The trip started with the alarm going off at 3am. After a quick cup of coffee, and a few more items loaded in the Dodge, we headed North. A quick pit stop in Berthoud to borrow a buddy's pop up camper, and we were on the way to the Mile. We were making good time until we hit the state line on 287, just miles short of the pass. All of a sudden there was terrible vibration and noise like we were dragging something behind us. Sparks flew from underneath the little Taos pop up as I yelled to my buddy, "Shut her down!" We crept to a stop on the shoulder and exited the truck. We were lucky to have a passing lane on our side to help with the limited traffic of 18 wheelers.
- Randy Hicks
Moving back along the drivers' side we immediately noticed we were lacking rubber. Not just a flat, the whole tire was gone. The rim had been reduced to a mere fraction of what it used to be. It was almost as if the wheel had exploded. We looked at each other in disbelief wondering how we had arrived at such a predicament. Thanks for having a spare. Let's get this puppy fixed and back on the road. 30 minutes tops.
As the mangled rim came off the hub our headlamps revealed the severity and cause of the problem. Somewhere in her travels the little Taos had run over a piece of baling wire. About a 50 foot piece that somehow grabbed a hold of the wheel and hub till it spun up nice and tight. We figure the wire either seized up the hub, or rubbed against the tire till it blew. Either case, we were lucky enough to have a multi tool with cutters to release the wire from the hub, and again she spun freely.

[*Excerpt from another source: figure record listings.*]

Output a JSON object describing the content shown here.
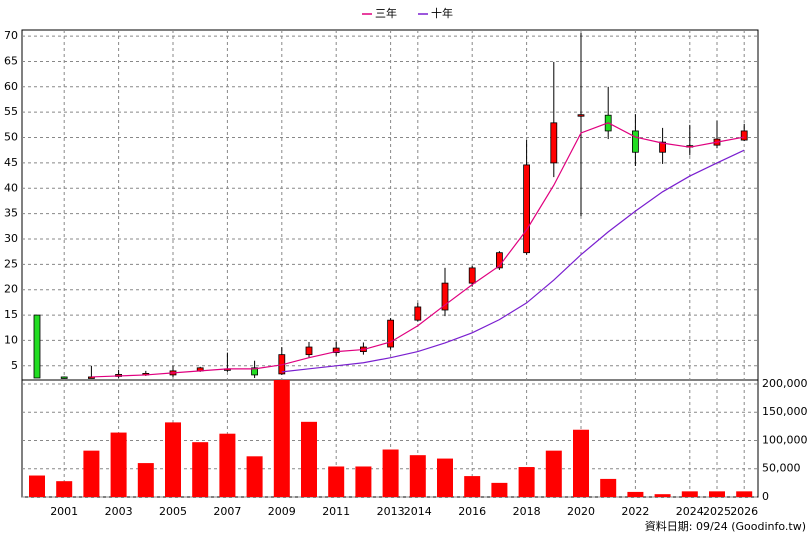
{
  "chart_data": {
    "type": "candlestick",
    "categories": [
      null,
      "2001",
      null,
      "2003",
      null,
      "2005",
      null,
      "2007",
      null,
      "2009",
      null,
      "2011",
      null,
      "2013",
      "2014",
      null,
      "2016",
      null,
      "2018",
      null,
      "2020",
      null,
      "2022",
      null,
      "2024",
      "2025",
      "2026"
    ],
    "open": [
      15,
      2.8,
      2.7,
      2.9,
      3.3,
      3.2,
      4.0,
      4.2,
      4.6,
      3.4,
      7.2,
      7.6,
      7.8,
      8.7,
      14.0,
      16.0,
      21.3,
      24.3,
      27.3,
      45.0,
      54.2,
      54.4,
      51.3,
      47.1,
      48.2,
      48.5,
      49.5
    ],
    "high": [
      15,
      2.9,
      5.0,
      4.2,
      4.0,
      5.0,
      4.8,
      7.6,
      6.0,
      8.7,
      9.7,
      9.8,
      9.6,
      14.4,
      17.4,
      24.3,
      24.7,
      27.6,
      49.5,
      64.9,
      70.6,
      60.0,
      54.6,
      51.9,
      52.5,
      53.3,
      52.7
    ],
    "low": [
      2.6,
      2.5,
      2.6,
      2.6,
      3.0,
      2.7,
      3.8,
      3.8,
      2.6,
      3.2,
      6.6,
      7.0,
      7.2,
      8.2,
      13.7,
      14.8,
      20.6,
      23.9,
      26.9,
      42.2,
      34.5,
      49.7,
      44.4,
      44.8,
      46.5,
      47.9,
      49.3
    ],
    "close": [
      2.6,
      2.7,
      2.8,
      3.3,
      3.5,
      4.0,
      4.6,
      4.4,
      3.2,
      7.2,
      8.7,
      8.5,
      8.7,
      14.0,
      16.6,
      21.3,
      24.3,
      27.3,
      44.6,
      52.9,
      54.5,
      51.3,
      47.1,
      49.1,
      48.4,
      49.7,
      51.3
    ],
    "up_color": "#ff0000",
    "down_color": "#22dd22",
    "lines": [
      {
        "name": "三年",
        "color": "#e0007f",
        "values": [
          null,
          null,
          2.8,
          3.0,
          3.2,
          3.6,
          4.0,
          4.4,
          4.4,
          5.2,
          6.6,
          7.8,
          8.2,
          9.7,
          12.9,
          17.0,
          21.0,
          24.7,
          31.8,
          40.6,
          50.9,
          52.9,
          50.1,
          48.9,
          48.1,
          49.1,
          50.1
        ]
      },
      {
        "name": "十年",
        "color": "#7a1fd0",
        "values": [
          null,
          null,
          null,
          null,
          null,
          null,
          null,
          null,
          null,
          3.8,
          4.4,
          5.0,
          5.6,
          6.6,
          7.8,
          9.5,
          11.5,
          14.1,
          17.4,
          21.9,
          26.9,
          31.4,
          35.5,
          39.3,
          42.4,
          45.0,
          47.5
        ]
      }
    ],
    "ylim": [
      2.2,
      71.2
    ],
    "yticks": [
      5,
      10,
      15,
      20,
      25,
      30,
      35,
      40,
      45,
      50,
      55,
      60,
      65,
      70
    ],
    "volume": {
      "values": [
        38000,
        28000,
        82000,
        114000,
        60000,
        132000,
        97000,
        112000,
        72000,
        207000,
        133000,
        54000,
        54000,
        84000,
        74000,
        68000,
        37000,
        25000,
        53000,
        82000,
        119000,
        32000,
        9000,
        5000,
        10000,
        10000,
        10000
      ],
      "color": "#ff0000",
      "ylim": [
        0,
        207000
      ],
      "yticks": [
        0,
        {
          "value": 50000,
          "label": "50,000"
        },
        {
          "value": 100000,
          "label": "100,000"
        },
        {
          "value": 150000,
          "label": "150,000"
        },
        {
          "value": 200000,
          "label": "200,000"
        }
      ]
    },
    "grid": true,
    "footnote": "資料日期: 09/24  (Goodinfo.tw)"
  }
}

We slapped on the spare, tightened her up, and we were back in business. West Laramie Fly Shop should be open shortly, so we could pick up licenses, fuel up, and get to the Mile. As soon as we started to speed up I could hear and feel it. Something wasn't right. We pulled off the side and put on the headlamps again. It seems that when the rim blew, some of the flailing metal bent the rear side of the wheel well forward. When we let down on the jack it came in contact with the tire enough to rub a wear line in the last spare. We jacked it up, pulled off the almost ruined spare and looked at the sharp edge that was chewing up our last hope. The back side of a hatchet proved to be a good tool for camper body repair, and after watching the gnarled metal slowly bend back into place, we could give it a go again.
The rest of the interstate was negotiated without incident, the Hanna road was another story. The sub freezing temperatures were the only thing that allowed safe passage. The daily melting of drifted snow banks would have the road a sloppy mess by 10 or 11 am. The deep ruts and winding skid marks of previous travelers and fishermen were all over the place. This road may be impassible on the return tomorrow afternoon. March and April can always be an adventure getting into or out of the MILE.
As we pulled into the camp at split hole, a feeling of relief was sighed by both of us. We started to unload, then noticed the injured spare going flat. When things go haywire. Jesse said he would make the run into Casper for a replacement wheel and tire. I stayed to fish. I had him drop me at goose island and started to work up the west side of the Mile.
The first fish was a fat bow almost 18 inches long. The second didn't come till the top of the island, but once I found the spot, I caught a dozen before I looked at my watch and saw it had been almost 2 hours. Fish were eating the leech, the stone, and the annelid. My Scott switch rod was pushing 80-90 feet of line on some casts, and I know I had some long distance take downs that were over 100 feet downstream. This river is perfect for a 5wt or 6wt switch rod. You can chuck nymphs, swing streamers and soft hackles, or roll cast big stones and hoppers. You can reach fish that the single handers just can't touch.
A little while later I had fished up to the run just down from where we had parked the Taos, and I noticed she was all tished up and set up. I scanned the horizon for the silver dodge, and saw her headed downstream. I hiked back up towards the gravel road to get picked up and head back to camp. Jesse had found a wheel and tire at Wall Mart of all places. Seems all the Tire shops are closed on Sundays in Casper. I'll keep that in mind for next time.
The rest of the trip came off without a hitch. We did go home through Sinclair to avoid the rutted, muddy roads the Hanna route guaranteed. Fish are pushing up into the Mile for sure, and the lower runs seemed to produce best. Small swung soft hackles worked as good as the nymphs under indicators. Fishing should be excellent for lake run fish for the next several weeks. Purple san juans are hot right now, and Jesse fished one hard for the whole trip. We caught some nice fish but no "Mile Monster" on this go around. The weather was the nicest that I have experienced at the Mile to date. 55 degrees and no wind for one and a half days. The camping at the Mile carries a certain solitude that keeps me coming back. Should be about two weeks or so.